Issue > Poetry
Jane Medved

Jane Medved

Jane Medved is the author of Deep Calls to Deep (forthcoming from New Rivers Press) and the chapbook Olam Shana Nefesh (Finishing Line Press). Recent work has appeared in Mudlark, Tinderbox Poetry Journal, Cimarron Review, Spoon River Poetry Review, and New American Writing. She is the poetry editor of Ilanot Review, an online literary journal based in Tel Aviv.

I Didn't Think Twice


before I gave away my grandmother's
diamond, cut and polished beyond
recognition, which is just as well,
since I hated her. I don't even have
that many memories. I know she had
tight, white hair and a bowl of hard
green candies. I might have imagined
the plastic on the couch. My aunt said
those girls were beautiful, but helpless,
and yes, she was married to a travelling
salesman. There are pictures of this,
so you could say she was brittle, but not
always alone. I remember she liked
to tell me I couldn't possibly be hungry,
and my elder sister refused to go there.
To this day I have a dislike of old ladies,
even myself.

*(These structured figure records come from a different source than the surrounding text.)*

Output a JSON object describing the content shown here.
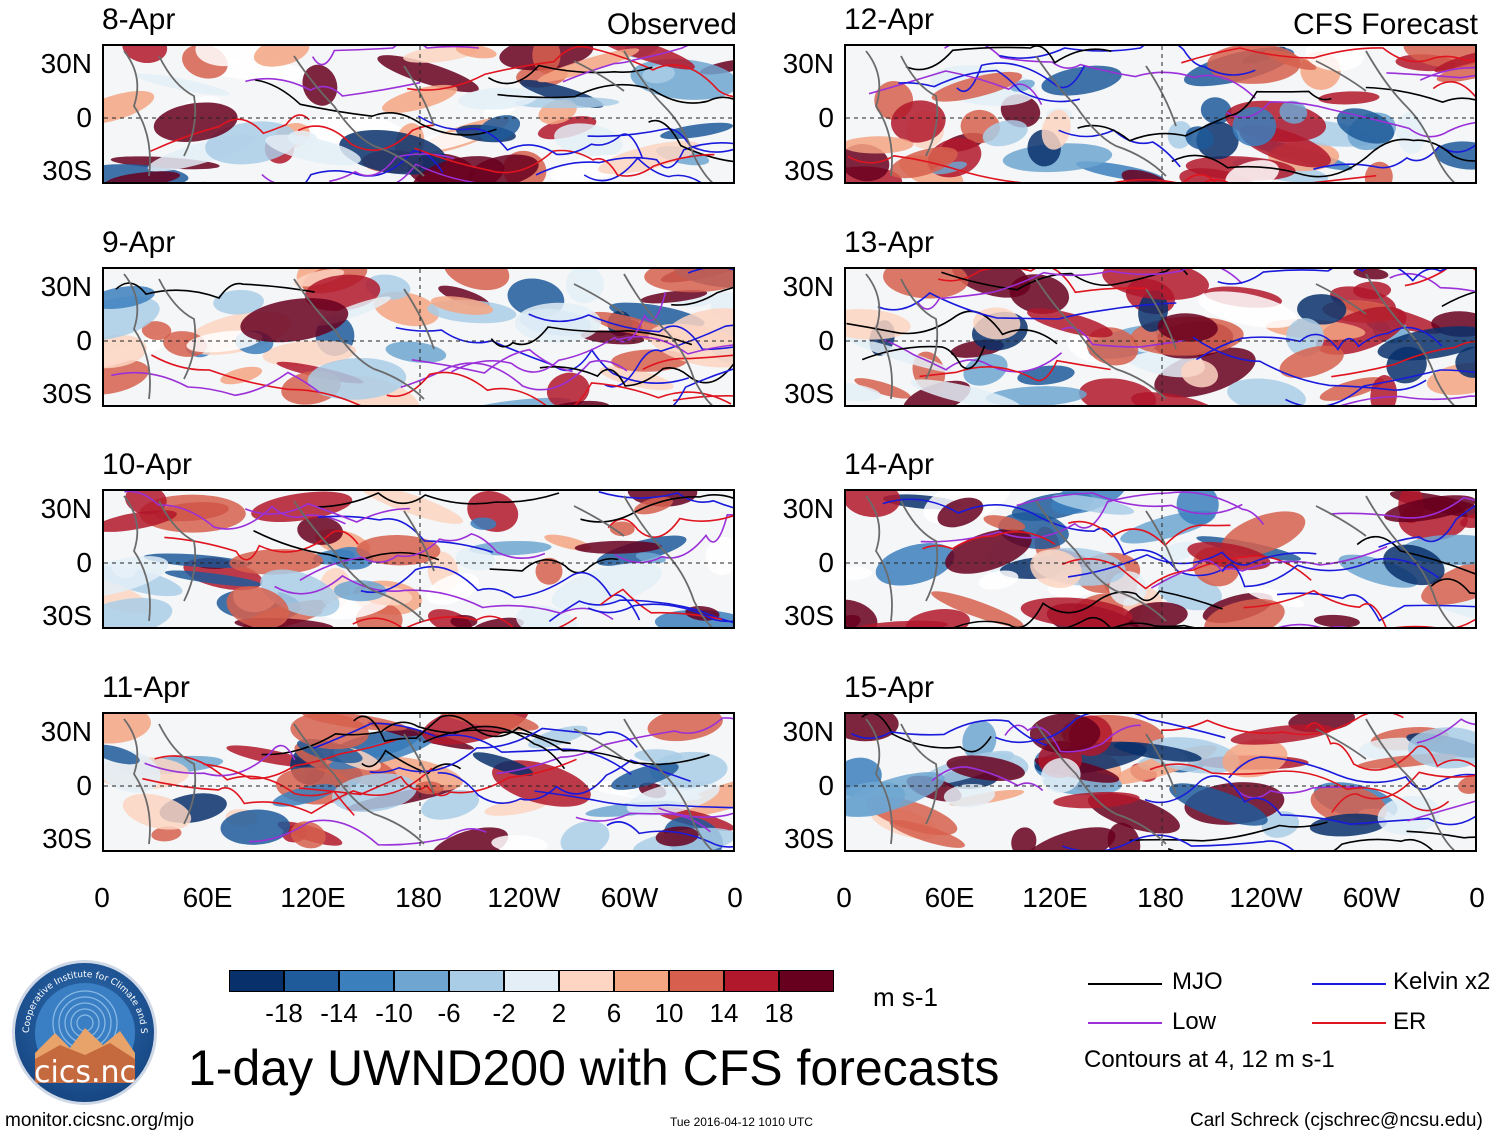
{
  "title": "1-day UWND200 with CFS forecasts",
  "left_header": "Observed",
  "right_header": "CFS Forecast",
  "left_panels": [
    {
      "date": "8-Apr"
    },
    {
      "date": "9-Apr"
    },
    {
      "date": "10-Apr"
    },
    {
      "date": "11-Apr"
    }
  ],
  "right_panels": [
    {
      "date": "12-Apr"
    },
    {
      "date": "13-Apr"
    },
    {
      "date": "14-Apr"
    },
    {
      "date": "15-Apr"
    }
  ],
  "lat_labels": [
    "30N",
    "0",
    "30S"
  ],
  "lon_labels": [
    "0",
    "60E",
    "120E",
    "180",
    "120W",
    "60W",
    "0"
  ],
  "colorbar": {
    "labels": [
      "-18",
      "-14",
      "-10",
      "-6",
      "-2",
      "2",
      "6",
      "10",
      "14",
      "18"
    ],
    "colors": [
      "#08306b",
      "#1f5a9a",
      "#3b7fbd",
      "#6ea6d1",
      "#a9cde6",
      "#e3eef7",
      "#ffffff",
      "#fdd5c2",
      "#f4a582",
      "#d6604d",
      "#b2182b",
      "#67001f"
    ],
    "units": "m s-1"
  },
  "legend": {
    "mjo": {
      "label": "MJO",
      "color": "#000000"
    },
    "kelvin": {
      "label": "Kelvin x2",
      "color": "#1a1adc"
    },
    "low": {
      "label": "Low",
      "color": "#9b30d9"
    },
    "er": {
      "label": "ER",
      "color": "#e0141e"
    },
    "contours_note": "Contours at 4, 12 m s-1"
  },
  "logo_text": "cics.nc",
  "logo_ring_text": "Cooperative Institute for Climate and Satellites",
  "footer": {
    "url": "monitor.cicsnc.org/mjo",
    "timestamp": "Tue 2016-04-12 1010 UTC",
    "author": "Carl Schreck (cjschrec@ncsu.edu)"
  }
}
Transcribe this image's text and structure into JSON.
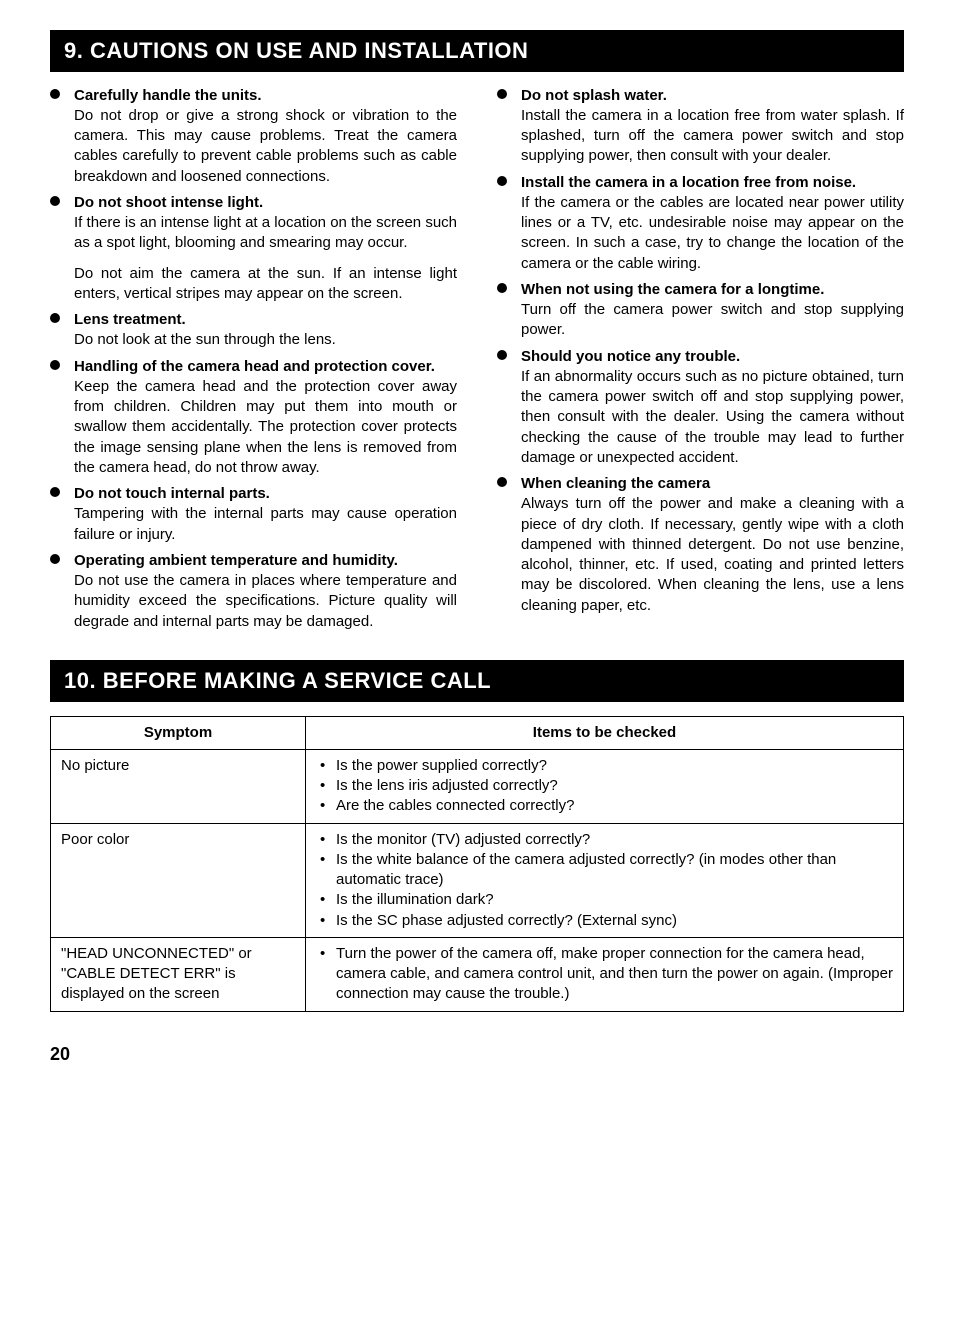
{
  "sections": {
    "cautions": {
      "header": "9. CAUTIONS ON USE AND INSTALLATION",
      "left": [
        {
          "title": "Carefully handle the units.",
          "body": "Do not drop or give a strong shock or vibration to the camera. This may cause problems. Treat the camera cables carefully to prevent cable problems such as cable breakdown and loosened connections."
        },
        {
          "title": "Do not shoot intense light.",
          "body": "If there is an intense light at a location on the screen such as a spot light, blooming and smearing may occur.",
          "body2": "Do not aim the camera at the sun. If an intense light enters, vertical stripes may appear on the screen."
        },
        {
          "title": "Lens treatment.",
          "body": "Do not look at the sun through the lens."
        },
        {
          "title": "Handling of the camera head and protection cover.",
          "body": "Keep the camera head and the protection cover away from children. Children may put them into mouth or swallow them accidentally. The protection cover protects the image sensing plane when the lens is removed from the camera head, do not throw away."
        },
        {
          "title": "Do not touch internal parts.",
          "body": "Tampering with the internal parts may cause operation failure or injury."
        },
        {
          "title": "Operating ambient temperature and humidity.",
          "body": "Do not use the camera in places where temperature and humidity exceed the specifications. Picture quality will degrade and internal parts may be damaged."
        }
      ],
      "right": [
        {
          "title": "Do not splash water.",
          "body": "Install the camera in a location free from water splash. If splashed, turn off the camera power switch and stop supplying power, then consult with your dealer."
        },
        {
          "title": "Install the camera in a location free from noise.",
          "body": "If the camera or the cables are located near power utility lines or a TV, etc. undesirable noise may appear on the screen. In such a case, try to change the location of the camera or the cable wiring."
        },
        {
          "title": "When not using the camera for a longtime.",
          "body": "Turn off the camera power switch and stop supplying power."
        },
        {
          "title": "Should you notice any trouble.",
          "body": "If an abnormality occurs such as no picture obtained, turn the camera power switch off and stop supplying power, then consult with the dealer. Using the camera without checking the cause of the trouble may lead to further damage or unexpected accident."
        },
        {
          "title": "When cleaning the camera",
          "body": "Always turn off the power and make a cleaning with a piece of dry cloth. If necessary, gently wipe with a cloth dampened with thinned detergent. Do not use benzine, alcohol, thinner, etc. If used, coating and printed letters may be discolored. When cleaning the lens, use a lens cleaning paper, etc."
        }
      ]
    },
    "service": {
      "header": "10. BEFORE MAKING A SERVICE CALL",
      "columns": {
        "symptom": "Symptom",
        "items": "Items to be checked"
      },
      "rows": [
        {
          "symptom": "No picture",
          "checks": [
            "Is the power supplied correctly?",
            "Is the lens iris adjusted correctly?",
            "Are the cables connected correctly?"
          ]
        },
        {
          "symptom": "Poor color",
          "checks": [
            "Is the monitor (TV) adjusted correctly?",
            "Is the white balance of the camera adjusted correctly? (in modes other than automatic trace)",
            "Is the illumination dark?",
            "Is the SC phase adjusted correctly? (External sync)"
          ]
        },
        {
          "symptom": "\"HEAD UNCONNECTED\" or \"CABLE DETECT ERR\" is displayed on the screen",
          "checks": [
            "Turn the power of the camera off, make proper connection for the camera head, camera cable, and camera control unit, and then turn the power on again. (Improper connection may cause the trouble.)"
          ]
        }
      ]
    }
  },
  "page_number": "20",
  "colors": {
    "header_bg": "#000000",
    "header_fg": "#ffffff",
    "text": "#000000",
    "page_bg": "#ffffff"
  }
}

She died in the hospital
where I never had to see her. There must
have been a funeral, everyone settled
in orderly rows. I must have been there.
There isn't much left of her. Some flow
blue china that no one is allowed to touch,
and a polished end table in my father's
house. It has a hidden compartment
designed for books. Anne of Green Gables
is disintegrating there. Once I put a glass
on its bare wooden top. It left behind
a perfect white circle. My father still
points to it with clenched teeth.
Do you see this? Do you see what you did?